Ici, en récompense d'une simple esquive bien placée, il offre un postulat démocratique aux novices comme aux habitués du genre pour la construction du beau geste laissée à la discrétion du joueur, à sa persévérance, à curiosité, à son envie de piocher dans un bac à lego hypnotique d'enchaînements (intelligemment réaffiché et testable in situ à chaque écran de chargement). Mais cette débauche gestuelle construite autour d'un gameplay aussi généreux que welcoming, faisant honneur à la grande tradition du gamedesign japonais, eut été bien vaine sans un vaisseau de chair, ici une héroïne, à la hauteur de sa prodigalité. Que la puissance d'évocation proprement sexuelle des chorégraphies de cette créature, sans doute la plus innocemment perverse jamais mise en mouvement, participent sans jamais trahir à son ambition ludo spectaculaire totale (« Non stop climax action », comme le définit Kamiya) constitue un exploit pop culturel majeur. Du beat'em-all, Bayonetta constitue le Kama-sutra autodidactique.

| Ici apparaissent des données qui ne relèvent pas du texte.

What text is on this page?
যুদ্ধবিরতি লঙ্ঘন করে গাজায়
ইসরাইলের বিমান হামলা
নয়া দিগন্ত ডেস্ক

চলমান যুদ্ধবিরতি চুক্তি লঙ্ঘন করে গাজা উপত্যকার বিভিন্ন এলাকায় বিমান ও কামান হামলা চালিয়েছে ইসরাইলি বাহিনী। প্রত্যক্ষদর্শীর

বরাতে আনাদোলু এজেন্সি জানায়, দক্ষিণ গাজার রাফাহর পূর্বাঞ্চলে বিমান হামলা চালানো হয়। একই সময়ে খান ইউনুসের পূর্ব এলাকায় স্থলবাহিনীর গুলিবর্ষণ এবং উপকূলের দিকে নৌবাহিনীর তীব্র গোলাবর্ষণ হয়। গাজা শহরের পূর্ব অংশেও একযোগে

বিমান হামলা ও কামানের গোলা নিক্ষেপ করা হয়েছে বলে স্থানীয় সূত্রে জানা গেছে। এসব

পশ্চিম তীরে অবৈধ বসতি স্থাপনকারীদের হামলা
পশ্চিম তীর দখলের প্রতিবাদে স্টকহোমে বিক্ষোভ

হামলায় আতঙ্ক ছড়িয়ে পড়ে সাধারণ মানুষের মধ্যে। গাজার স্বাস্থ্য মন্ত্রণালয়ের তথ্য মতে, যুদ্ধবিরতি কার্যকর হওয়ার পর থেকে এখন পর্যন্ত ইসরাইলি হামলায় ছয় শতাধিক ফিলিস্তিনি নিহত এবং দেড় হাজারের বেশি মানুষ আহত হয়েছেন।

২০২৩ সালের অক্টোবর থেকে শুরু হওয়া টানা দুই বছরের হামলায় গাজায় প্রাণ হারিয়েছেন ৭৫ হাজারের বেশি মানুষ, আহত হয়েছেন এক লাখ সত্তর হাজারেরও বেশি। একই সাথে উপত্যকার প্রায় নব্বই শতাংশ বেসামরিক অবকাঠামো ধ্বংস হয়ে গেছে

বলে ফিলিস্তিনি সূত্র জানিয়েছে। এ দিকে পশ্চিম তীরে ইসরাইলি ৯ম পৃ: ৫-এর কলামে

Il faudrait encore parler d'ébouriffantes séquences en véhicules, du modus operandi de ses inoubliables boss (se permettant des retours qui obligent à un changement total de stratégie, diversité toujours !), d'une variété d'ennemis, de situations, d'upgrades, d'incitations à y revenir tutoyant la profondeur des meilleurs RPG. Mentionner les multiples clins d’œil tendres à Sega, à Clover et au patrimoine ludique japonais. Il s'agît là d'un jeu conscient de son héritage, de la valeur de son rang, presque patriotique dans le constat lucide des hautes luttes pour reconquérir un territoire, une industrie à de nombreux égards aux mains des gaijins. Au final, Bayonetta a de quoi faire peur tant Kamiya et son équipe pratiquent ici et à hauteur d'un genre tout entier une véritable politique de la terre brûlée. Un autre beat est-il possible après lui ? La réponse, plus qu'incertaine, semble condamnée à se dessiner dans le tirage des cartes et les séances de voyance pure. Pour l'heure, la sorcière de Platinum Games savoure son éclatante victoire en dansant nue autour de son grand brasier. Un feu de joie. Un feu sacré. »----------------------------------------------------------------------- Donc voilà, sans vouloir jouer à l'animateur de colonie de vacances, la question c'est : est-ce que selon vous c'est encore pertinent, d'avantage pertinent, ou est-ce qu'on a viré à la branlette ? Est-ce que c'est un modèle acceptable pour une évolution de la critique JV ? Après bien sûr, entre des sites genre gamekult et des sites genre chronicart, y a tout un spectre varié (qui passe notamment par les blogs...). Ozy parlait de gameblog comme des critiques plus poussées (et effectivement, dans leur critique on retrouve par exemple des idées approchées dans celle de chronicart, de manière quasi inconsciente : "premiers combats comme des partouzes mal chorégraphiées", "paradis du beat them all"), mais en les lisant je me sens quand même à l'étroit. J'aime lire tous ces sites (gamekult et co.), j'aime connaître leur avis, mais je trouve pas ça suffisant.